Design/methodology/approach
A single-case study of an established Swedish retail firm was conducted from December 2016 to July 2018 and followed up in June 2021. The authors followed the process of implementation of organisational changes aimed to increase innovation in the company, particularly the introduction of a digital marketing initiative and a corporate innovation hub. Data collection was based on nine semi-structured interviews and participant observations and unstructured interviews from 13 meetings and workshops. An abductive approach to data analysis was followed, iteratively comparing theoretical concepts and empirical data using open, axial and selective coding to distil findings into aggregated themes.
Findings
Given the inherently limited formalisation of innovation processes in most retail organisations, structural ambidexterity appears to be necessary when the aim is radical, strategic retail innovation. Structural mechanisms are able to safeguard the space and resources to focus on long-term research and projects with higher risk and uncertainty; however, integration of innovation activities to the mainstream organisation is critical.

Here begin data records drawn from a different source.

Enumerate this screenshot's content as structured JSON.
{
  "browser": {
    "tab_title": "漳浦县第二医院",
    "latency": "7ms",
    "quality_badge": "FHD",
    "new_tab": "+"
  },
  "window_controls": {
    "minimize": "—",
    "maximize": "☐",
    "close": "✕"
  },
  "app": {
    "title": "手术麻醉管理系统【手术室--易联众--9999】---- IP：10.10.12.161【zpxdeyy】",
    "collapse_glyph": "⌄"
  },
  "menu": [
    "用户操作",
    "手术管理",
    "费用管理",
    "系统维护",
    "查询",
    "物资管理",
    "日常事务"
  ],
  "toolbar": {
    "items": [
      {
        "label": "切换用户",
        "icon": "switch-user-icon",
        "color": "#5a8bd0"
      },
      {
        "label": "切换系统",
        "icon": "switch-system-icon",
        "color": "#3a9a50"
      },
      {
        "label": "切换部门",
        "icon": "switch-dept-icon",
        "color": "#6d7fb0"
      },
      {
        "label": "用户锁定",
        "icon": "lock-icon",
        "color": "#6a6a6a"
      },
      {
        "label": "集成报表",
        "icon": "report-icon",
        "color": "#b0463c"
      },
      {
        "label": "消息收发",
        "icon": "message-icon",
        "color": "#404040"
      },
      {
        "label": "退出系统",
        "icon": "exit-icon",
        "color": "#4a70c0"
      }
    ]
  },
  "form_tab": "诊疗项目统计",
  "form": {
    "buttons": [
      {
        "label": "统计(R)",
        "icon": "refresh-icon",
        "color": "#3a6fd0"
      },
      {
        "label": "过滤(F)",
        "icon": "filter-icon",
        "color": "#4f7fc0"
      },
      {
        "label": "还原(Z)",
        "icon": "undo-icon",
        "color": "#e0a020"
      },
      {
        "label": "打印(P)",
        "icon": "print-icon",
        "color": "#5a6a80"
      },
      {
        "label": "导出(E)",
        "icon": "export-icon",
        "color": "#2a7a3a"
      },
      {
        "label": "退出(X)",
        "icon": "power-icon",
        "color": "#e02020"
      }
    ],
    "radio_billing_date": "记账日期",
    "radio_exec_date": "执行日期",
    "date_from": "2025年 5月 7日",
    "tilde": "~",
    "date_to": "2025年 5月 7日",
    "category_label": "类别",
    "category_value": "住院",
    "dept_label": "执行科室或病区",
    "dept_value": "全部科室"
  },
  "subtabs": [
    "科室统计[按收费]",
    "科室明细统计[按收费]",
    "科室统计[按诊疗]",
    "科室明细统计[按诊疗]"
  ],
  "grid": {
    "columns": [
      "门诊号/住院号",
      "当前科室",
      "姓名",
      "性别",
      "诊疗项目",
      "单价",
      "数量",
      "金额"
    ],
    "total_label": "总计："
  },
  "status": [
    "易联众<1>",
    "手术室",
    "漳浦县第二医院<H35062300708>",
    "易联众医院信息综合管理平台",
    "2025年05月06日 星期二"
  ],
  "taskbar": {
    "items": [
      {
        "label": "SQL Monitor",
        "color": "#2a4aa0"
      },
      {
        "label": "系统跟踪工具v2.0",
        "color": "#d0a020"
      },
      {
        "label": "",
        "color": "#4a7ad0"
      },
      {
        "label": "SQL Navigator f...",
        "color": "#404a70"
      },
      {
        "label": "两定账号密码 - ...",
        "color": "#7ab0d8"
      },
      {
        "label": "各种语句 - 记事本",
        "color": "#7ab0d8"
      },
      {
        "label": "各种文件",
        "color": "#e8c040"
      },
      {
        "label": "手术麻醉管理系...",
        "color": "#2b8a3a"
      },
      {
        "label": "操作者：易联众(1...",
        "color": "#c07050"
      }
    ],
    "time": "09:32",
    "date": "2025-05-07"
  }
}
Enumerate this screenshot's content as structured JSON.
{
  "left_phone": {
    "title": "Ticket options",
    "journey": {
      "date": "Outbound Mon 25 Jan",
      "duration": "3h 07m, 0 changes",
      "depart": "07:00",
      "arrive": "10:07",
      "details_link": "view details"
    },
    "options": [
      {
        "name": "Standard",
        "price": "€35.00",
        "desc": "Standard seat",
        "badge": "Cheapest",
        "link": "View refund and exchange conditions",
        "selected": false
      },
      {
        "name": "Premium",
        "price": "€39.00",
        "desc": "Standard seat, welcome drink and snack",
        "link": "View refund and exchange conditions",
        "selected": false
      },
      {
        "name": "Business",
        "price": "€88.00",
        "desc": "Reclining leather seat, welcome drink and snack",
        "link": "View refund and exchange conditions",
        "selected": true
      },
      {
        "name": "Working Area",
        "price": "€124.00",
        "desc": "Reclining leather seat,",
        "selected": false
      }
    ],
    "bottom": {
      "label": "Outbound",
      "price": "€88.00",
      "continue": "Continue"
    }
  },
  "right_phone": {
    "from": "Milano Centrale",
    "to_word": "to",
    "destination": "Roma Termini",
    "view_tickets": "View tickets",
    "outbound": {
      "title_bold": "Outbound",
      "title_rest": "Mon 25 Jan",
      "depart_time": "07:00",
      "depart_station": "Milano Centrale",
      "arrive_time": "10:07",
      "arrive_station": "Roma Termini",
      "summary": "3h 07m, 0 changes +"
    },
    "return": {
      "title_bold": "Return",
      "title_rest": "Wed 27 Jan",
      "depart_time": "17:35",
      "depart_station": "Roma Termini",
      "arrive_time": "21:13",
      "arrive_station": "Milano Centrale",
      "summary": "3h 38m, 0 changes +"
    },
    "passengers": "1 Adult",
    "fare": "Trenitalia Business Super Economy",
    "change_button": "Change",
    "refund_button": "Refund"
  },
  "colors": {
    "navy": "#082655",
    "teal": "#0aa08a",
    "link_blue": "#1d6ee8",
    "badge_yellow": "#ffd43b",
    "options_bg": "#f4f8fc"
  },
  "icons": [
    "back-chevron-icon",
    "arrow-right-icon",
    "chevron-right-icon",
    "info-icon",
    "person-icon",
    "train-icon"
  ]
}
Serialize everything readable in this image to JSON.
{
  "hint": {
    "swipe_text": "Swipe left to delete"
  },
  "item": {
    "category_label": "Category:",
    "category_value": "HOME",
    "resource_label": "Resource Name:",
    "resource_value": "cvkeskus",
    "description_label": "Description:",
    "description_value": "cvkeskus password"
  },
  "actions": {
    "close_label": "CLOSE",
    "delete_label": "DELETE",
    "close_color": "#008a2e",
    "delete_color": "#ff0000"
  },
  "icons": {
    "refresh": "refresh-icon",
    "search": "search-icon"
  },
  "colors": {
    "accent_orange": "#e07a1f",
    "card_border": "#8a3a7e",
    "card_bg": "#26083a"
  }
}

Pursuing contextual ambidexterity, wherein instead of structural solutions, employees are empowered to divide employees' time between innovation-related and efficiency-related tasks, is more likely related to retail innovations that are incremental and operational.
Originality/value
The paper contributes to the emerging topic of strategic management of innovation in retailing, by explicating how incumbent retailers can organise for innovation depending on the type of innovation that is aimed for, using organisational ambidexterity as a novel perspective.